Ça a fonctionné—jusqu’à ce que ça ne fonctionne plus. Un nouveau projet a démarré sur le VLAN 240, et l’équipe VM a correctement tagué la NIC dans Proxmox. Mais bridge-vids sur vmbr0 n’autorisait que 2–239. Le Linux bridge a filtré le VLAN avant même qu’il n’atteigne le switch. Du point de vue du switch, rien ne se passait. Du point de vue de Proxmox, rien n’était « cassé ». Du point de vue de la VM, l’univers était silencieux.

Le ticket a rebondi entre équipes car chacun vérifiait sa couche : la configuration VM avait tag=240, le trunk switch autorisait VLAN 240, le firewall avait des règles, DHCP était prêt. La pièce manquante était que le bridge de l’hôte avait été « optimisé » pour exclure des VLANs futurs.

Ils ont conservé le filtrage VLAN (bien), mais changé la politique : autoriser une large plage VLAN sur les uplinks des nœuds, et contrôler l’accès VLAN des VM via les permissions et la revue Proxmox. La sécurité par liste d’autorisation obsolète n’est pas de la sécurité. C’est une bombe à retardement.

Mini-récit 3 : La pratique ennuyeuse qui a sauvé la situation

Une équipe de services financiers gérait Proxmox avec un contrôle de changement strict. Chaque nœud avait une configuration réseau standard : bond0 (active-backup), vmbr0 pour management, vmbr1 trunk VLAN-aware pour les guests, et une petite « VM de validation réseau » présente sur chaque nœud. Cette VM pouvait lancer des requêtes DHCP, pinguer des gateways, et émettre des trames taguées à la demande.

Un matin, tout un rack a perdu la connectivité pour le VLAN 310 seulement. Pas le management, pas d’autres VLANs. Les logs du switch étaient bruyants mais non conclusifs. On a commencé à suspecter un changement d’ACL au cœur.

Le SRE de garde a utilisé la VM de validation sur deux nœuds : un dans le rack affecté, un dans un rack sain. Même tag VLAN, même test DHCP, même cible de ping. Les captures sur les uplinks physiques ont montré que le rack affecté ne recevait jamais de réponses — pas d’Offer DHCP, pas de réponse ARP — tandis que le rack sain oui.

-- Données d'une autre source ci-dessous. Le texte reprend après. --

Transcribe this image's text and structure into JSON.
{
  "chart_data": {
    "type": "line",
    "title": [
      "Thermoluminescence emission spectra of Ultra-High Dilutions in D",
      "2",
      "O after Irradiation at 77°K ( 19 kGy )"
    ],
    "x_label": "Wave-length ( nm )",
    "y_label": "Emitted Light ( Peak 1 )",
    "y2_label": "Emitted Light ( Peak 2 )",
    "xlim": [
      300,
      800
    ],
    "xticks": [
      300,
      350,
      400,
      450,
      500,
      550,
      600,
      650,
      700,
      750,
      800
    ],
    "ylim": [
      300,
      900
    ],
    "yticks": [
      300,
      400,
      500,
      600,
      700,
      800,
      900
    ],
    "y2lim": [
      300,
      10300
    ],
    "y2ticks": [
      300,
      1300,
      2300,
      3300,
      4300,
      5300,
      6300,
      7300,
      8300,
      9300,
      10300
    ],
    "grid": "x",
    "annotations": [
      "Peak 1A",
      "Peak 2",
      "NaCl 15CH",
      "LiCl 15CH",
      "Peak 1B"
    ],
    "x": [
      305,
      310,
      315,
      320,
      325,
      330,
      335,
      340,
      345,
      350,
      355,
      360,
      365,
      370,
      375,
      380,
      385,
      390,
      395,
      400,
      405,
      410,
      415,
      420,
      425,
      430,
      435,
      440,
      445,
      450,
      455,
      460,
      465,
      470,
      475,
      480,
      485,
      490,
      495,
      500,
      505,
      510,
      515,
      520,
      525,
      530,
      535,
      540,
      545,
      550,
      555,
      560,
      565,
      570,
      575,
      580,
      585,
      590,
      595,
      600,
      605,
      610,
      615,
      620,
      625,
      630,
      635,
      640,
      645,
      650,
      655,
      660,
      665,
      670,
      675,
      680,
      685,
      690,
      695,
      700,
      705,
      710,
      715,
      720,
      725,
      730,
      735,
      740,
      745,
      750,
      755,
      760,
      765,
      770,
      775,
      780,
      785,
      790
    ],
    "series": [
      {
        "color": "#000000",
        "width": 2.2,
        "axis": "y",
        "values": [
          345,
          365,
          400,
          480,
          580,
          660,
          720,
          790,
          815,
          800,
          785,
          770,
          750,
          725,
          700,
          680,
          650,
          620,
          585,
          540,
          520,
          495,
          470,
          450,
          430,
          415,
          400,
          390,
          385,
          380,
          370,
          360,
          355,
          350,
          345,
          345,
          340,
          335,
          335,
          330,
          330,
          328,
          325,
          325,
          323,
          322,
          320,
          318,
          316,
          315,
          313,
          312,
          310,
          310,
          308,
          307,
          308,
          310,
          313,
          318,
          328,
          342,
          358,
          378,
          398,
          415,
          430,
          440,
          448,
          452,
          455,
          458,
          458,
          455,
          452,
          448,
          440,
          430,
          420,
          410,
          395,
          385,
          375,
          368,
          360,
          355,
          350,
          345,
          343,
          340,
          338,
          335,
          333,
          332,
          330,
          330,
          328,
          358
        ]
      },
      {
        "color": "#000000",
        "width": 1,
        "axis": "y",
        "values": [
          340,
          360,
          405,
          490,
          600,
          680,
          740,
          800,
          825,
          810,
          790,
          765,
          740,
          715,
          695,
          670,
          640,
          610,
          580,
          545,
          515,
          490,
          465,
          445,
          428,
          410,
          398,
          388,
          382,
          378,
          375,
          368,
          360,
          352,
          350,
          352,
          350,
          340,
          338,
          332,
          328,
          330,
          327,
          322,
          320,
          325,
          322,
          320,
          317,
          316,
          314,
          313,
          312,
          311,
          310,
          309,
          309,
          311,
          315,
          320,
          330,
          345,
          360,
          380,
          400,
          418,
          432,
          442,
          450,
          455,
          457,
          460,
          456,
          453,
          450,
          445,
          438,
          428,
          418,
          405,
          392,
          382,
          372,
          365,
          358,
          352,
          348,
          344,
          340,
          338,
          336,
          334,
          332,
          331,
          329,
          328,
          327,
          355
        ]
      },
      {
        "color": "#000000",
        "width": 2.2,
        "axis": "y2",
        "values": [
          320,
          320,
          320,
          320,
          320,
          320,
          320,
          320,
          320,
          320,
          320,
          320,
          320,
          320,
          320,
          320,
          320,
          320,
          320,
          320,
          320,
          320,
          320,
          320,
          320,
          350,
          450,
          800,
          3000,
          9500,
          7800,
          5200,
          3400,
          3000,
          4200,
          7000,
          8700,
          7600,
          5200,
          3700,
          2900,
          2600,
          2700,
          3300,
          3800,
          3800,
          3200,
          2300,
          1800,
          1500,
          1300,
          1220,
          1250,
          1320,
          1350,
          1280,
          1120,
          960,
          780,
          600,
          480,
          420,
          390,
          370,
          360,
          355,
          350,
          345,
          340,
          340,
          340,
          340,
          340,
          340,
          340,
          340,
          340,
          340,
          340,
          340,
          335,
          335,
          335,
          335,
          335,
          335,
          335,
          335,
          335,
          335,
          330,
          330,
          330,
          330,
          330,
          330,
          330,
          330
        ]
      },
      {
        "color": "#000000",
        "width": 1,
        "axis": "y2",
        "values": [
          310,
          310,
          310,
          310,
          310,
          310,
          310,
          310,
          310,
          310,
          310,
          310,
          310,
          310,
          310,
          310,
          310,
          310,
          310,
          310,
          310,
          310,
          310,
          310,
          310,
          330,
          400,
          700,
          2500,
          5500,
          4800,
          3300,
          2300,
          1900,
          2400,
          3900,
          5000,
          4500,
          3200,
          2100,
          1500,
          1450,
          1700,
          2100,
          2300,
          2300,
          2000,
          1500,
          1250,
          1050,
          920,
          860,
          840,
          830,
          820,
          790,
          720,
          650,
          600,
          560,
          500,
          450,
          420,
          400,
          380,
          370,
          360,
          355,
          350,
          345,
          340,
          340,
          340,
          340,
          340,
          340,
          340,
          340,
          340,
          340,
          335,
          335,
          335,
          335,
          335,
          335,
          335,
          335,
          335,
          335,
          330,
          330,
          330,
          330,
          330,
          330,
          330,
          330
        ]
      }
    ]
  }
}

Cette preuve a réduit le rayon d’action à « quelque part entre le ToR et l’amont » en quelques minutes. L’équipe switch a trouvé un membre de port-channel avec une config obsolète qui n’autorisait pas le VLAN 310. Comme le bond était en active-backup, basculer vers le lien actif correct a déplacé le trafic vers le membre correctement configuré et restauré le service rapidement.

La pratique ennuyeuse était : configurations standardisées, une petite VM de validation, et l’habitude de capturer les paquets en bordure. Ce n’était pas glamour. C’était efficace, et c’est mieux.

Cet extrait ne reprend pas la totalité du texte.